Household in Florida sees a 9-foot alligator injured with missing limbs on the doorway, says it won’t leave


  • A Florida household found a large alligator in their doorstep who refuses to move, forcing them to call the authorities.
  • Croc Encounters, a wildlife sanctuary, responded and rescued the reptile, bringing the injured alligator to its new home.
  • IFAS reminded the community that harassing or killing alligators are forbidden in Florida.

A family in Florida discovered a hostile surprise right at their doorstep as of late when an almost 9-foot alligator decided to make itself feel at home.

Local wildlife sanctuary, Croc Encounters, reports that the enormous reptile was found relaxing on the shaded doorstep on Tampa when it was seen by the residents morning of June 30.

Croc Encounters posted on their Facebook page that they received a call about the alligator that morning and upon arriving in the scene, they saw the 8-foot, 9-inch reptile resting on the doorstep.

The post further noted that the residents tried to move the reptile, but it won’t leave. Croc Encounters described the alligator was furious when it forced to go as it damaged everything it saw while exiting.

The group also posted several pictures on Facebook, including the alligator relaxing on the doorway, and the damage it created on its path.

They also noticed that the alligator was missing a pair of limbs, and Croc Encounters believes it’s because of the encounters it had on the wild.

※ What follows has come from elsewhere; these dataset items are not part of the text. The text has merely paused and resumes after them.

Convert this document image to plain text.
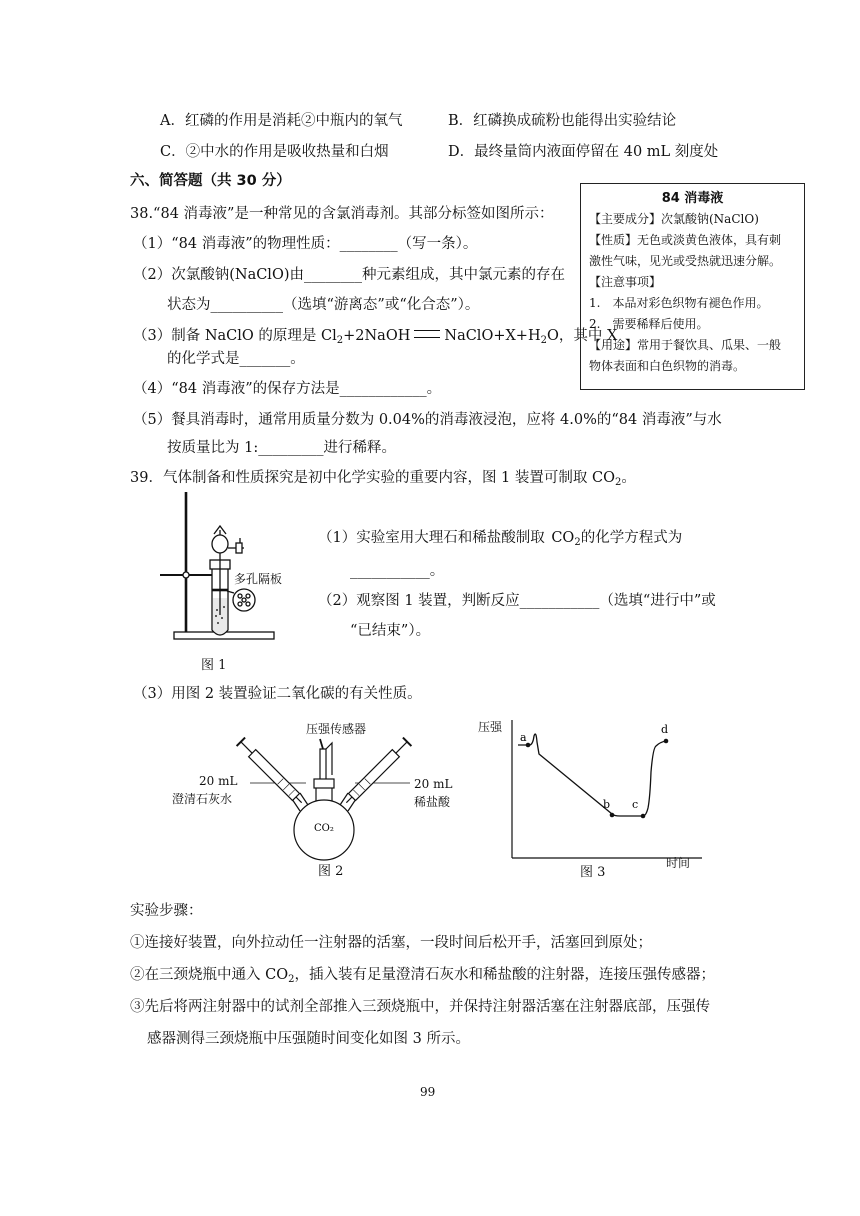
A．红磷的作用是消耗②中瓶内的氧气	B．红磷换成硫粉也能得出实验结论
C．②中水的作用是吸收热量和白烟	D．最终量筒内液面停留在 40 mL 刻度处
六、简答题（共 30 分）
38.“84 消毒液”是一种常见的含氯消毒剂。其部分标签如图所示：
（1）“84 消毒液”的物理性质：________（写一条）。
（2）次氯酸钠(NaClO)由________种元素组成，其中氯元素的存在
状态为__________（选填“游离态”或“化合态”）。
（3）制备 NaClO 的原理是 $Cl_2+2NaOH$ $NaClO+X+H_2O$，其中 X
的化学式是_______。
（4）“84 消毒液”的保存方法是____________。
（5）餐具消毒时，通常用质量分数为 0.04%的消毒液浸泡，应将 4.0%的“84 消毒液”与水
按质量比为 1:_________进行稀释。
84 消毒液
【主要成分】次氯酸钠(NaClO)
【性质】无色或淡黄色液体，具有刺
激性气味，见光或受热就迅速分解。
【注意事项】
1.　本品对彩色织物有褪色作用。
2.　需要稀释后使用。
【用途】常用于餐饮具、瓜果、一般
物体表面和白色织物的消毒。
39．气体制备和性质探究是初中化学实验的重要内容，图 1 装置可制取 $CO_2$。
（1）实验室用大理石和稀盐酸制取 $CO_2$的化学方程式为
___________。
（2）观察图 1 装置，判断反应___________（选填“进行中”或
“已结束”）。
多孔隔板
图 1
（3）用图 2 装置验证二氧化碳的有关性质。
CO₂
压强传感器
20 mL
澄清石灰水
20 mL
稀盐酸
图 2
a
b c
d
压强
时间
图 3
实验步骤：
①连接好装置，向外拉动任一注射器的活塞，一段时间后松开手，活塞回到原处；
②在三颈烧瓶中通入 $CO_2$，插入装有足量澄清石灰水和稀盐酸的注射器，连接压强传感器；
③先后将两注射器中的试剂全部推入三颈烧瓶中，并保持注射器活塞在注射器底部，压强传
感器测得三颈烧瓶中压强随时间变化如图 3 所示。
99
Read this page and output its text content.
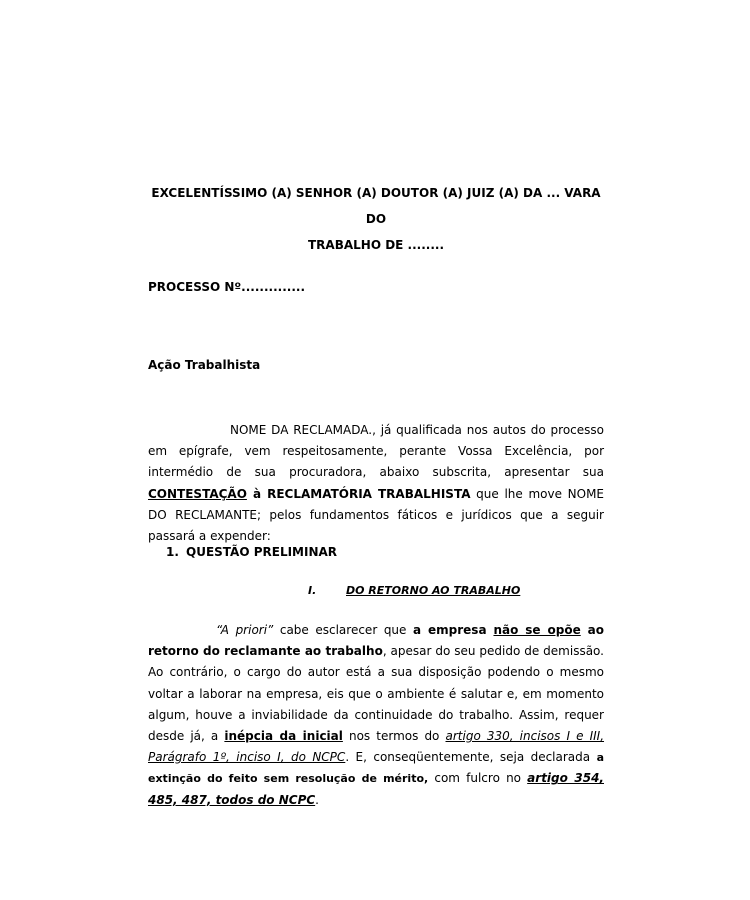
EXCELENTÍSSIMO (A) SENHOR (A) DOUTOR (A) JUIZ (A) DA ... VARA DO
TRABALHO DE ........
PROCESSO Nº..............
Ação Trabalhista
NOME DA RECLAMADA., já qualificada nos autos do processo em epígrafe, vem respeitosamente, perante Vossa Excelência, por intermédio de sua procuradora, abaixo subscrita, apresentar sua CONTESTAÇÃO à RECLAMATÓRIA TRABALHISTA que lhe move NOME DO RECLAMANTE; pelos fundamentos fáticos e jurídicos que a seguir passará a expender:
1. QUESTÃO PRELIMINAR
I.	DO RETORNO AO TRABALHO
“A priori” cabe esclarecer que a empresa não se opõe ao retorno do reclamante ao trabalho, apesar do seu pedido de demissão. Ao contrário, o cargo do autor está a sua disposição podendo o mesmo voltar a laborar na empresa, eis que o ambiente é salutar e, em momento algum, houve a inviabilidade da continuidade do trabalho. Assim, requer desde já, a inépcia da inicial nos termos do artigo 330, incisos I e III, Parágrafo 1º, inciso I, do NCPC. E, conseqüentemente, seja declarada a extinção do feito sem resolução de mérito, com fulcro no artigo 354, 485, 487, todos do NCPC.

The disability, though, did not stop him from moving.

Croc Encounters was able to save the alligator from the neighborhood, and they documented the rescuing process up to giving it a new place in its facility.

Before the rescue, Croc Encounters also reported the reptile was attracting crowd the whole morning, with neighbors rushing to the Tampa home.

The family also left signs on their garage to warn delivery drivers about the presence of the reptile.

Although alligators are typically shy animals that shun away from humans, University of Florida Institute of Food and Agricultural Sciences (UF-IFAS) Extension reports that the growth in population also increased the social interactions with the reptile. 

Authorities caution the public when facing an alligator, saying that people should leave them alone and avoid giving them food. UF noted that if in case of  alligator attacks, people should go and run away immediately in a straightforward direction.

UF authorities recommended implementing water safety measures to prevent future encounters with the animal. Other than that, households should observe their surroundings, especially if it’s near fresh or salty water.

UF added that children should also avoid swimming within warned spots after daytime, leaving fish scraps into trash bins, and building fences of at least four-and-a-half feet tall on private properties.

The agency also reminded the public that hurting or killing an alligator is prohibited in Florida.